Haunted house attraction in Missouri, U.S.

Edge of Hell is an American haunted house attraction located in the West Bottoms district of Kansas City, Missouri. It has been in operation since 1975, and is the longest-running operating commercial haunted attraction in the United States.

==History==
The Edge of Hell first opened in 1975 by Full Moon Productions, operated by Monty Summers and his family. The attraction originally opened in the River Market area of Kansas City before relocating to Seventh and Wyandotte in the downtown area. In 1988, the attraction moved to a warehouse building over a century old in the West Bottoms district. It remains operated by Full Moon Productions and operates within a complex in the West Bottoms that also features The Beast and Macabre Cinema.

==Attraction==
The Edge of Hell's experience is themed as a sequential journey through purgatory, heaven, and into hell. Many of the scenes focus on phobia-based thematic elements, which include claustrophobic spaces and rooms engineered for sensory effects, such as a vortex tunnel, pitch-black mazes, and a physical descent from the attraction's high point via a five-story spiral slide themed as a fall from heaven to hell. The attraction also features live animals in several scenes, including live rats and a "Rat Man" character.

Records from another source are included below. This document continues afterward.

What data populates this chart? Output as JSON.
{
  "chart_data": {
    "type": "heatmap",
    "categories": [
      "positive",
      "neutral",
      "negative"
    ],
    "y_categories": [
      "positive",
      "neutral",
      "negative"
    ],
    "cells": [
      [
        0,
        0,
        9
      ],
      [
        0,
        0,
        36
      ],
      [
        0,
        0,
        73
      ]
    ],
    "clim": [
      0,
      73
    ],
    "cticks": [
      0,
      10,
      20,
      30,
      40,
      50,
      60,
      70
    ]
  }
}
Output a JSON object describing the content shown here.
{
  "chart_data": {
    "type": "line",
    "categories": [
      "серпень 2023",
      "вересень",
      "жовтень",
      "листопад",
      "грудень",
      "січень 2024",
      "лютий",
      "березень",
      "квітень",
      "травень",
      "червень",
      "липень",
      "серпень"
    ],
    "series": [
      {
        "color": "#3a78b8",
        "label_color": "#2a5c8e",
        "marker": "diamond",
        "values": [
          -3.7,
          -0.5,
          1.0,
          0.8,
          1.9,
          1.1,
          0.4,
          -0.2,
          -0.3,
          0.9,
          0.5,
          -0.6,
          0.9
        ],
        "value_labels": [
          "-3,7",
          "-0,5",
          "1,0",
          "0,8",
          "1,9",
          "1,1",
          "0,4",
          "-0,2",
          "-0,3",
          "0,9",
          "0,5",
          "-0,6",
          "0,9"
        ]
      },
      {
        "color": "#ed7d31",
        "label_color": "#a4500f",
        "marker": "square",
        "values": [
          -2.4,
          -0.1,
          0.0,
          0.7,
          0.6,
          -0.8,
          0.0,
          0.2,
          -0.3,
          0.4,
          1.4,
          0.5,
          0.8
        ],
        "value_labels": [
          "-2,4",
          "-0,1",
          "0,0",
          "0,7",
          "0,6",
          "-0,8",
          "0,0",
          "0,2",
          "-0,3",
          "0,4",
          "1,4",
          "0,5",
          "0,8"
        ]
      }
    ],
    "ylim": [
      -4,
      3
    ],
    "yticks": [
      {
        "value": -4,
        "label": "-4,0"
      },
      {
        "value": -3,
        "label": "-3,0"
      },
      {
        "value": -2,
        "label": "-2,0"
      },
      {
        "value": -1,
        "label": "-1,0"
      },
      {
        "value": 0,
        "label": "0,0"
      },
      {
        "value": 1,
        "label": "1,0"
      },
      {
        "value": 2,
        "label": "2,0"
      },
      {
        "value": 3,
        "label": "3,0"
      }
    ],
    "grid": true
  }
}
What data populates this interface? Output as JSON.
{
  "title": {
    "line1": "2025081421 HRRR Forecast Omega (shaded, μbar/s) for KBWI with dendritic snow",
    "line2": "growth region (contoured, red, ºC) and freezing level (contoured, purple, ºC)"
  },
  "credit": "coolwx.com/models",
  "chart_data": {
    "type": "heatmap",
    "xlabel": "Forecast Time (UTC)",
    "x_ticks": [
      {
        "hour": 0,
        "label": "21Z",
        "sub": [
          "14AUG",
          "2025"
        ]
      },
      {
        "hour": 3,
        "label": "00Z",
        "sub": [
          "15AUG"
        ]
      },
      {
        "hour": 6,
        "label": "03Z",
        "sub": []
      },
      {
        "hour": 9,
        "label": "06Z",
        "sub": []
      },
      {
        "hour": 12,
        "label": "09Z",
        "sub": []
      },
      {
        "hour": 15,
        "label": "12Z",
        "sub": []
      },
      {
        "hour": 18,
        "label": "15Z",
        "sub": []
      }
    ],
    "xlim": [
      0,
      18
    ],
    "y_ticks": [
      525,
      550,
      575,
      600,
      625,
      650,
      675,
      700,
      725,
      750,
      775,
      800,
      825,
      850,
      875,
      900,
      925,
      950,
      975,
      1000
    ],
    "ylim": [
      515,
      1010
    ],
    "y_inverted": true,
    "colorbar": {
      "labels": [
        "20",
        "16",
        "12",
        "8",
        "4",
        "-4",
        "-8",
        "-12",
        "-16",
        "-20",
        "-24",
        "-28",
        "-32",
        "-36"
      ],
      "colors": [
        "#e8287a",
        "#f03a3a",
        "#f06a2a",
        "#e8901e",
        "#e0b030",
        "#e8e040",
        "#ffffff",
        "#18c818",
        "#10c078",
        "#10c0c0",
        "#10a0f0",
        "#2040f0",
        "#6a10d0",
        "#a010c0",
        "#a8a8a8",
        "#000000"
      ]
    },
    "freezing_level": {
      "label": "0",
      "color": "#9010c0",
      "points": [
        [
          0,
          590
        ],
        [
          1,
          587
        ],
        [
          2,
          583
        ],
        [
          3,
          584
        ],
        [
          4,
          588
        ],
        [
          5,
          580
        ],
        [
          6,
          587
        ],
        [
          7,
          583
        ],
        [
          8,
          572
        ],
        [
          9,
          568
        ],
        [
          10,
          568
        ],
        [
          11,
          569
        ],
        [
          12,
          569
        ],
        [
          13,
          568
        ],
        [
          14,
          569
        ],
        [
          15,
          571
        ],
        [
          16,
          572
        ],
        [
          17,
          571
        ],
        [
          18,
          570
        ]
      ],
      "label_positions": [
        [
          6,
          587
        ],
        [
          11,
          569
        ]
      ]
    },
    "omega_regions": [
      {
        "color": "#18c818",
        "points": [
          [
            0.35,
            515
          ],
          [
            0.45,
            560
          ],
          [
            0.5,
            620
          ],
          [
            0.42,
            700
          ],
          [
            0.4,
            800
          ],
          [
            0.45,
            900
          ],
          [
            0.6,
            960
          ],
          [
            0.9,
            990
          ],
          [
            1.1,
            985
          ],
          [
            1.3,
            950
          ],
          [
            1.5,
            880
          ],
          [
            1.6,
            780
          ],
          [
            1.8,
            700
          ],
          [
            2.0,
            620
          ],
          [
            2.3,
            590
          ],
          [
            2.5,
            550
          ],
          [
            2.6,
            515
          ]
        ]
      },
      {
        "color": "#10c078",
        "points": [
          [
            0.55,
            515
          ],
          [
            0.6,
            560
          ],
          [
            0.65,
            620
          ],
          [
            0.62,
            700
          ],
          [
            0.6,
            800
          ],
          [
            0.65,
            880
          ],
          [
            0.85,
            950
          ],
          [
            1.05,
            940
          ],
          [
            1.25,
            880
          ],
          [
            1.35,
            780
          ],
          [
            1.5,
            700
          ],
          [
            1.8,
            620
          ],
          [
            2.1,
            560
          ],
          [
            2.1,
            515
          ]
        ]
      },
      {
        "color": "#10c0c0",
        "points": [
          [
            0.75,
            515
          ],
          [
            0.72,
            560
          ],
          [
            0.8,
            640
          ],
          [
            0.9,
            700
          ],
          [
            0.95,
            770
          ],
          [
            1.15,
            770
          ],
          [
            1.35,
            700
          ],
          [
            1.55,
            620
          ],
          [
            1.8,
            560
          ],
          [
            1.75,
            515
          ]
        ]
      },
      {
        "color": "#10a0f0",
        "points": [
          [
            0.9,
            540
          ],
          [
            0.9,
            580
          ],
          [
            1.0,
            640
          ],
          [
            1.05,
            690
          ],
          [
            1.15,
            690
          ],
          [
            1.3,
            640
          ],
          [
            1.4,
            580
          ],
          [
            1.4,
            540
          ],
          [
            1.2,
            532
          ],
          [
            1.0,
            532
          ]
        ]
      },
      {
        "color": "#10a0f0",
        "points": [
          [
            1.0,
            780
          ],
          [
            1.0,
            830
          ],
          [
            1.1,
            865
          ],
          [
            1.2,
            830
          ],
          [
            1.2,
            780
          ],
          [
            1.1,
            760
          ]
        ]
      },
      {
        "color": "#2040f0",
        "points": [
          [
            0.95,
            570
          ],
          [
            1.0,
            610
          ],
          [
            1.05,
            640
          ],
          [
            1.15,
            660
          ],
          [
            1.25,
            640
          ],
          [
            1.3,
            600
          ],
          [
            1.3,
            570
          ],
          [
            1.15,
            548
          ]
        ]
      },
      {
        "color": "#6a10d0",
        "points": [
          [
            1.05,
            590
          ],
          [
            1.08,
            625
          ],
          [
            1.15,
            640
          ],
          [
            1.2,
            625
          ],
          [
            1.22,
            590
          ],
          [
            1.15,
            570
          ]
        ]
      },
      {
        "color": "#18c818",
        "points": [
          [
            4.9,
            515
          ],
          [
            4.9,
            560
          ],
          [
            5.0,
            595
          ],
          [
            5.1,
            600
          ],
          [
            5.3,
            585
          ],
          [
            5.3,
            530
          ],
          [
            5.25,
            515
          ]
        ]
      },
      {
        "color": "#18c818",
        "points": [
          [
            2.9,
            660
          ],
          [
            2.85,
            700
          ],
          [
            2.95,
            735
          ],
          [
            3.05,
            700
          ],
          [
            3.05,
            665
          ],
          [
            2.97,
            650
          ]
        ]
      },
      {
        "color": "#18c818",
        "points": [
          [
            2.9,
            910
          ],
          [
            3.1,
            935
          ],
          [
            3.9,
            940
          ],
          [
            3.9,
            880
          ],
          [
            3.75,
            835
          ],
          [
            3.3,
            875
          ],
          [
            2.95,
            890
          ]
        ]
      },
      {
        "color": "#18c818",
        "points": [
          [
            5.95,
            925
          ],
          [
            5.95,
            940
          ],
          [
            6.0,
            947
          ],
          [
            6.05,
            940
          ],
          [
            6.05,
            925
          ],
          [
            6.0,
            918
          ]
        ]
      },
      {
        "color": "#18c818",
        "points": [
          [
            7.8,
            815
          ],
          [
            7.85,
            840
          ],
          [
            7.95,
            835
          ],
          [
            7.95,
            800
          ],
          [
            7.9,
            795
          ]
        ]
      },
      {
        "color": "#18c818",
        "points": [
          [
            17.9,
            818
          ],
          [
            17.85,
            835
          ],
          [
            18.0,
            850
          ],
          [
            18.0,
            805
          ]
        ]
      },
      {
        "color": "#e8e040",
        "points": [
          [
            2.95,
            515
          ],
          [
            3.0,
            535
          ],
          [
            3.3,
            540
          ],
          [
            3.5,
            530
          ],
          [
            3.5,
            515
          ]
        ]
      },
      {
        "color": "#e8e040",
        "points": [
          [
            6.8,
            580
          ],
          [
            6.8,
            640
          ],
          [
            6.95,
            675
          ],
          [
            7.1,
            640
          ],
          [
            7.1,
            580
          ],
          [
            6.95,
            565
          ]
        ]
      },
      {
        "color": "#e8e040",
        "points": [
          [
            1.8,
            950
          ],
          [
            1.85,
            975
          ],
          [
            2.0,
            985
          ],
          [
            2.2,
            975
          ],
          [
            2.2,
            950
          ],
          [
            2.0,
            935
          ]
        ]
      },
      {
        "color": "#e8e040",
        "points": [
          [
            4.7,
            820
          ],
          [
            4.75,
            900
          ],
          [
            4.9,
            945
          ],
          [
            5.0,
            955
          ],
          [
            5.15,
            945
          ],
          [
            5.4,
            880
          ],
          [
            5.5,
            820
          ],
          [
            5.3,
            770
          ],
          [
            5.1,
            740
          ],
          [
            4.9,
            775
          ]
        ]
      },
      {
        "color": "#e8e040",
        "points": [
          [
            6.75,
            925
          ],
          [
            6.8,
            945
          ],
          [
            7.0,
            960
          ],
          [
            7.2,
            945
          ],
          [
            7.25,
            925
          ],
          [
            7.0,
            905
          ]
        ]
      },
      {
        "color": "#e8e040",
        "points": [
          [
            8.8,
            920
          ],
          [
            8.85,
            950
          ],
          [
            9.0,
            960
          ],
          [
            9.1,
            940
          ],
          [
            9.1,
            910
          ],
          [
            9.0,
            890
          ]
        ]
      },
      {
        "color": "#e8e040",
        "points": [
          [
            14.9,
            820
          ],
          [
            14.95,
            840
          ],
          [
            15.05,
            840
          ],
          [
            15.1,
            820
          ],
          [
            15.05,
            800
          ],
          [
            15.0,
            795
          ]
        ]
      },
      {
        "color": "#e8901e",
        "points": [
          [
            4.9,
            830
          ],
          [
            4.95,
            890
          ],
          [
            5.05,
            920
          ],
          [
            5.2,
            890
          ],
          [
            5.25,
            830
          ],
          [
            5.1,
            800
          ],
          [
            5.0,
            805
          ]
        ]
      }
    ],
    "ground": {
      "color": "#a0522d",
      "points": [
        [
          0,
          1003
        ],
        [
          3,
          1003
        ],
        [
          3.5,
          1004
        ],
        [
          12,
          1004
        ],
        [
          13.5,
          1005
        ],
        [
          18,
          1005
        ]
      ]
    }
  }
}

The attraction also features Medusa, a reticulated python. Guinness World Records measured Medusa at 7.67 m on October 12, 2011, listing her as the longest captive snake ever recorded; the attraction reports that she has grown since that measurement.

== Reception and awards ==
In 2012, HauntWorld listed Edge of Hell together with The Beast (which is also in Kansas City and operated by the same company) as 10th in its list of top 13 best Haunted Houses in America.

The Travel Channel listed the Edge of Hell in its feature on America's Scariest Halloween Attractions.